EMPRN: Reinforcement Learning-based ECN Tuning Using Message Passing Graph Recurrent Networks for Datacenters

Kasra Zaeri, Ahmed M. Abdelmoniem

Published: 2024, Last Modified: 06 Feb 2025ICC 2024EveryoneRevisionsBibTeXCC BY-SA 4.0

Abstract: Congestion control (CC) based on explicit congestion notification (ECN) is a common method for reducing latency and increasing link utilization in data center networks (DCN). Proper ECN tuning significantly impacts the performance of ECN-based CC algorithms. Due to the fast buffer buildup and dynamic spatial-temporal nature of traffic in high-speed DCNs, fast and online ECN tuning can reduce latency and packet loss.
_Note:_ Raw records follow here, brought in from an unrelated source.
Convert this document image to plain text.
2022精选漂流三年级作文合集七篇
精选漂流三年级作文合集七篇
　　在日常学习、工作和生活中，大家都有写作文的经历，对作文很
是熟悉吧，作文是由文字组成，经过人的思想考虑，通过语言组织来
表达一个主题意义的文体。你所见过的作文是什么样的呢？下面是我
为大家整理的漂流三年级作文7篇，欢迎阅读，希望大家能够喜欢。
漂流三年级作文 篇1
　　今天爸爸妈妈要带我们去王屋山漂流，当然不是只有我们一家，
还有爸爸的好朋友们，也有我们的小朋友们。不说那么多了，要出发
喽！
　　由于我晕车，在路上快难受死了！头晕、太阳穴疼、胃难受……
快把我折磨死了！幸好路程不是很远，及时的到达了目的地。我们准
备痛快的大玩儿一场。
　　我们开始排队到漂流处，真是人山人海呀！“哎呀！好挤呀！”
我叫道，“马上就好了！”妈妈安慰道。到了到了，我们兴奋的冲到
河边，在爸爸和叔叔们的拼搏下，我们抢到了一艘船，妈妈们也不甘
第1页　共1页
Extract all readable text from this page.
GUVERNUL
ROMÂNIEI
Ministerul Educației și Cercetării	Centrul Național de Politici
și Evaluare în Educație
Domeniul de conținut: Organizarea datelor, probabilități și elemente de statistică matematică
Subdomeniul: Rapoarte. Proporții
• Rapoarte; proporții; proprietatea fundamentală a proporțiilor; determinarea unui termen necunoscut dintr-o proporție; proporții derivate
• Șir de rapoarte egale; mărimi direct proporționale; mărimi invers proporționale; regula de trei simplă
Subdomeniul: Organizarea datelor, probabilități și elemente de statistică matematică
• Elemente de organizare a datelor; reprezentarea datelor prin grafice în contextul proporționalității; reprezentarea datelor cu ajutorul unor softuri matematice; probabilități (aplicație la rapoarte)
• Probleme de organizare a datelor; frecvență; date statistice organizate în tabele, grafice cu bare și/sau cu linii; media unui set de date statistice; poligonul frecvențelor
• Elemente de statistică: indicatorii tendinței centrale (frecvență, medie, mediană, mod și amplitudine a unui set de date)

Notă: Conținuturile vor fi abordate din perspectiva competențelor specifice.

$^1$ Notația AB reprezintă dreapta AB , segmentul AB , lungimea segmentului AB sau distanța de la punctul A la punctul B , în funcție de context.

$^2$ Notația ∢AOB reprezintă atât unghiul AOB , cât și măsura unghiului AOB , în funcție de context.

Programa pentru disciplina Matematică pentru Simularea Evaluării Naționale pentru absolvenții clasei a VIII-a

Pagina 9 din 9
Most existing approaches do not capture the spatial dependencies between egress ports of switches. In this paper, we propose EMPRN, a novel in-network CC algorithm based on multi-agent reinforcement learning (MARL). We design a graph recurrent neural network for online ECN tuning. EMPRN is implemented in a distributed manner on switches, and it can be adapted to most ECN-based CC protocols. We use a message-passing neural network (MPNN) architecture to capture the spatial dependencies between egress ports. We integrate the proposed MPNN with a gated recurrent unit (GRU) network to learn both the spatial and temporal dependencies. Our simulation results show that our proposed approach achieves up to 21% and 87.9% reductions in terms of flow completion time (FCT) and average queue length, respectively, compared to a state-of-the-art reinforcement learning-based approach for online ECN tuning.